If you thought you were safe from the harsh rays of the sun indoors, during the winter, or on cloudy days, think again. Not applying sunscreen every day—no matter if the sun is shining or not—may just be what’s causing those sunspots, wrinkles, or dark spots on your face.
Your skin needs the tender loving care of a good sunscreen even when you’re not on your way to the beach. So while the whole world is trying to collectively figure out how to achieve net-zero emission and help the ozone layer heal itself, applying sunscreen is our best shot at protecting ourselves from all sorts of skin diseases.
Let’s talk about why you should make wearing sunscreen a part of your daily routine just as you do with brushing your teeth.
Understanding The Effects Of Sun Exposure
Did you know that there are many different types of rays present in sunlight? What’s most damaging to our skin, however, are UV or ultraviolet rays. Two of these reach the earth’s surface—UVA and UVB.
UVA rays penetrate deeply into our skin and cause premature skin aging, such as the formation of wrinkles and sunspots. There are approximately 500 times more UVA rays in the sunlight compared to UVB rays. What’s even more terrifying is that finding shade in your car or at home won’t achieve anything as UVA rays can pass through glass.
On the other hand, UVB damages your epidermis, which means these are the rays that give you sunburns, skin reddening, and skin blistering. They can directly harm the DNA in our skin cells, leading to skin cancers. UVB rays are most prominent during the summer between 10 a.m. and 4 p.m.
Your skin has a defence mechanism in place to protect you against the sun. However, repeated sun damage will cause sunburn. Not only will your skin look dry, wrinkled, and discoloured, it will also be weakened, resulting in skin that will easily bruise.
Despite how detrimental UVA and UVB rays are to your health, you can always minimize the risks they impose by wearing protective clothing, staying out of the sun, especially during the hottest times of the day, and wearing sunscreen even at times when it seems like you don’t need it.
Unexpected Times Your Skin Needs SPF
Summer and sunshiny days aren’t the only times you should get serious about sunscreen. Slather on some sun protection during the following instances or weather situations:
Yes, even if the days are short and the sun tends to hide behind huge sheets of clouds, UV rays are still beaming down on you and hitting your skin. The sun might feel weaker, but rays can still reflect off snow and ice.
Furthermore, the ozone layer is often thinner during the winter, leaving you with less protection against the sun.
UVA rays are persistent. They will penetrate through glass windows, so it’s important to top off your skincare routine with a layer of SPF even when you’re just working at home or doing your daily indoor chores and activities. Don’t forget to wear sunscreen even when you’re inside your car!
Clouds are not your friends when it comes to sun protection. Even on cloudy or rainy days, UV rays can pierce through clouds, so unless you are completely shaded and protected from the adverse effects of the sun, you will still need to put on sunscreen.
The higher you get, the greater your exposure to UV rays will be. Keep in mind that every thousand feet of elevation results in a 6 to 7 percent increase in UV exposure. Because of the thin atmosphere, you’ll likely get a very painful sunburn.
Wearing Thin Clothing
Avoid wearing thin clothing as much as possible, especially when you’re outside. UV rays can pass through thin and light-coloured fabrics. If you want to protect yourself through what you wear, opt for dark-coloured, long-sleeved shirts and pants.

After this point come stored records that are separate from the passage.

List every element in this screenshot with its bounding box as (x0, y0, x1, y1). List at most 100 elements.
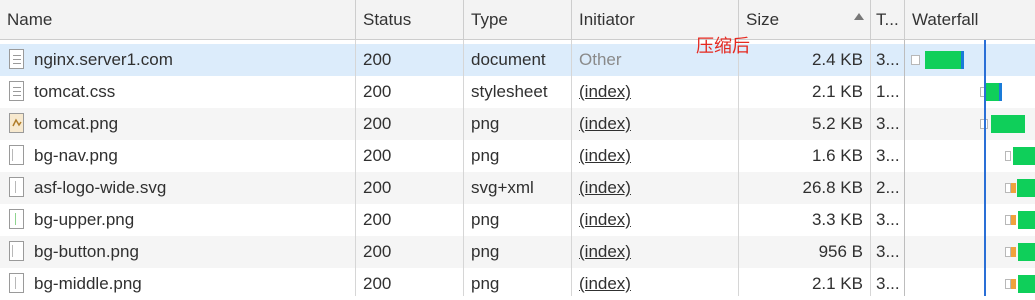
name-cell[interactable]: bg-upper.png (0, 204, 355, 236)
time-value: 3... (876, 242, 900, 261)
table-row[interactable]: bg-upper.png 200 png (index) 3.3 KB 3... (0, 204, 1035, 236)
type-value: png (471, 114, 500, 133)
time-cell: 2... (871, 172, 904, 204)
table-row[interactable]: nginx.server1.com 200 document Other 2.4 KB 3… (0, 44, 1035, 76)
name-cell[interactable]: asf-logo-wide.svg (0, 172, 355, 204)
status-value-cell: 200 (356, 204, 463, 236)
initiator-link[interactable]: (index) (579, 242, 631, 261)
time-value: 1... (876, 82, 900, 101)
type-value: stylesheet (471, 82, 548, 101)
column-header-time[interactable]: T... (871, 0, 905, 39)
image-thumbnail-icon (9, 177, 24, 197)
name-cell[interactable]: tomcat.png (0, 108, 355, 140)
sort-ascending-icon (854, 13, 864, 20)
size-value: 2.4 KB (811, 50, 863, 69)
column-header-time-label: T... (876, 10, 899, 29)
waterfall-download-bar[interactable] (1018, 211, 1035, 229)
request-name: bg-upper.png (34, 210, 135, 229)
name-cell[interactable]: tomcat.css (0, 76, 355, 108)
table-row[interactable]: bg-button.png 200 png (index) 956 B 3... (0, 236, 1035, 268)
waterfall-download-bar[interactable] (986, 83, 1000, 101)
waterfall-download-bar[interactable] (1017, 179, 1035, 197)
annotation-text: 压缩后 (696, 36, 750, 57)
size-value-cell: 2.1 KB (739, 268, 870, 300)
type-value-cell: png (464, 108, 571, 140)
document-icon (9, 49, 24, 69)
status-value: 200 (363, 50, 392, 69)
table-row[interactable]: tomcat.css 200 stylesheet (index) 2.1 KB 1... (0, 76, 1035, 108)
type-value-cell: document (464, 44, 571, 76)
column-header-size[interactable]: Size (739, 0, 871, 39)
waterfall-download-bar[interactable] (991, 115, 1025, 133)
initiator-link-cell: (index) (572, 172, 738, 204)
time-value: 3... (876, 210, 900, 229)
request-name: asf-logo-wide.svg (34, 178, 167, 197)
waterfall-queue-segment (1005, 151, 1011, 161)
name-cell[interactable]: bg-nav.png (0, 140, 355, 172)
waterfall-download-bar[interactable] (1018, 275, 1035, 293)
request-name: tomcat.png (34, 114, 119, 133)
column-divider (904, 40, 905, 296)
status-value-cell: 200 (356, 140, 463, 172)
column-divider (870, 40, 871, 296)
initiator-link-cell: (index) (572, 236, 738, 268)
status-value: 200 (363, 146, 392, 165)
time-cell: 3... (871, 140, 904, 172)
column-header-type[interactable]: Type (464, 0, 572, 39)
stylesheet-icon (9, 81, 24, 101)
image-thumbnail-icon (9, 209, 24, 229)
dom-content-loaded-marker (984, 40, 986, 296)
initiator-link[interactable]: (index) (579, 114, 631, 133)
waterfall-content-segment (999, 83, 1002, 101)
waterfall-connect-segment (1011, 215, 1016, 225)
size-value-cell: 5.2 KB (739, 108, 870, 140)
column-divider (355, 40, 356, 296)
size-value-cell: 2.4 KB (739, 44, 870, 76)
initiator-link[interactable]: (index) (579, 178, 631, 197)
initiator-link[interactable]: (index) (579, 210, 631, 229)
status-value-cell: 200 (356, 268, 463, 300)
table-row[interactable]: tomcat.png 200 png (index) 5.2 KB 3... (0, 108, 1035, 140)
status-value: 200 (363, 274, 392, 293)
table-row[interactable]: asf-logo-wide.svg 200 svg+xml (index) 26.8 K… (0, 172, 1035, 204)
table-row[interactable]: bg-nav.png 200 png (index) 1.6 KB 3... (0, 140, 1035, 172)
network-table-header: Name Status Type Initiator Size T... Wat… (0, 0, 1035, 40)
waterfall-connect-segment (1011, 247, 1016, 257)
type-value: png (471, 274, 500, 293)
time-cell: 3... (871, 204, 904, 236)
request-name: nginx.server1.com (34, 50, 173, 69)
time-cell: 3... (871, 44, 904, 76)
initiator-link-cell: (index) (572, 268, 738, 300)
waterfall-download-bar[interactable] (925, 51, 962, 69)
column-header-status[interactable]: Status (356, 0, 464, 39)
waterfall-download-bar[interactable] (1013, 147, 1035, 165)
initiator-link-cell: (index) (572, 140, 738, 172)
column-header-waterfall-label: Waterfall (912, 10, 979, 29)
size-value: 2.1 KB (811, 274, 863, 293)
initiator-link[interactable]: (index) (579, 146, 631, 165)
status-value-cell: 200 (356, 236, 463, 268)
waterfall-download-bar[interactable] (1018, 243, 1035, 261)
size-value-cell: 26.8 KB (739, 172, 870, 204)
column-header-waterfall[interactable]: Waterfall (905, 0, 1035, 39)
size-value-cell: 956 B (739, 236, 870, 268)
size-value-cell: 3.3 KB (739, 204, 870, 236)
initiator-link[interactable]: (index) (579, 82, 631, 101)
name-cell[interactable]: bg-middle.png (0, 268, 355, 300)
time-cell: 3... (871, 268, 904, 300)
name-cell[interactable]: bg-button.png (0, 236, 355, 268)
table-row[interactable]: bg-middle.png 200 png (index) 2.1 KB 3... (0, 268, 1035, 300)
type-value: png (471, 210, 500, 229)
initiator-link-cell: (index) (572, 204, 738, 236)
time-value: 3... (876, 114, 900, 133)
request-name: bg-button.png (34, 242, 139, 261)
size-value: 5.2 KB (811, 114, 863, 133)
name-cell[interactable]: nginx.server1.com (0, 44, 355, 76)
column-header-name-label: Name (7, 10, 53, 29)
type-value-cell: png (464, 140, 571, 172)
column-divider (463, 40, 464, 296)
initiator-link[interactable]: (index) (579, 274, 631, 293)
column-header-name[interactable]: Name (0, 0, 356, 39)
column-divider (738, 40, 739, 296)
waterfall-content-segment (961, 51, 964, 69)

However, if it’s too hot and thin clothing is the only option, don’t forget your sunscreen and maybe throw in a wide-brimmed hat for good measure.
Choosing The Right Sunscreen
Not all sunscreens are made equal. When choosing an effective sunscreen for your skin, always opt for broad-spectrum protection first and foremost. Sunscreens labelled with this help protect you against both UVA and UVB rays. Products without this label only protect you against sunburn, not skin aging or skin cancer.
In terms of SPF levels, go for 30 or higher. The SPF number on your sunscreen is the level of protection it provides against sun rays. SPF 30 blocks about 97% of UVB rays.
Lastly, look for the words “water-resistant,” as this will tell you that the sunscreen will stay even if your skin is wet or sweaty. Water resistance typically lasts either 40 or 80 minutes, so if you’re doing vigorous activities or if you’re swimming, reapply when necessary.
You can also invest in sunscreen that has moisturizing agents or face moisturizers with SPF so that you can easily integrate this step into your daily skincare routine.
If you want to go for something that’s more than just sun protection, you’re all set with SETT’s Mineral Sunscreen.
Sunscreen For Skin Health
Caring for your skin is caring for you overall health. Make it a habit to give your skin the protection it needs by putting sunscreen on your body daily and not just when you’re on the beach. Leave your tube next to your toothbrush if you have to. Soon enough, it’ll just be like slipping on your shoes before you head out the door.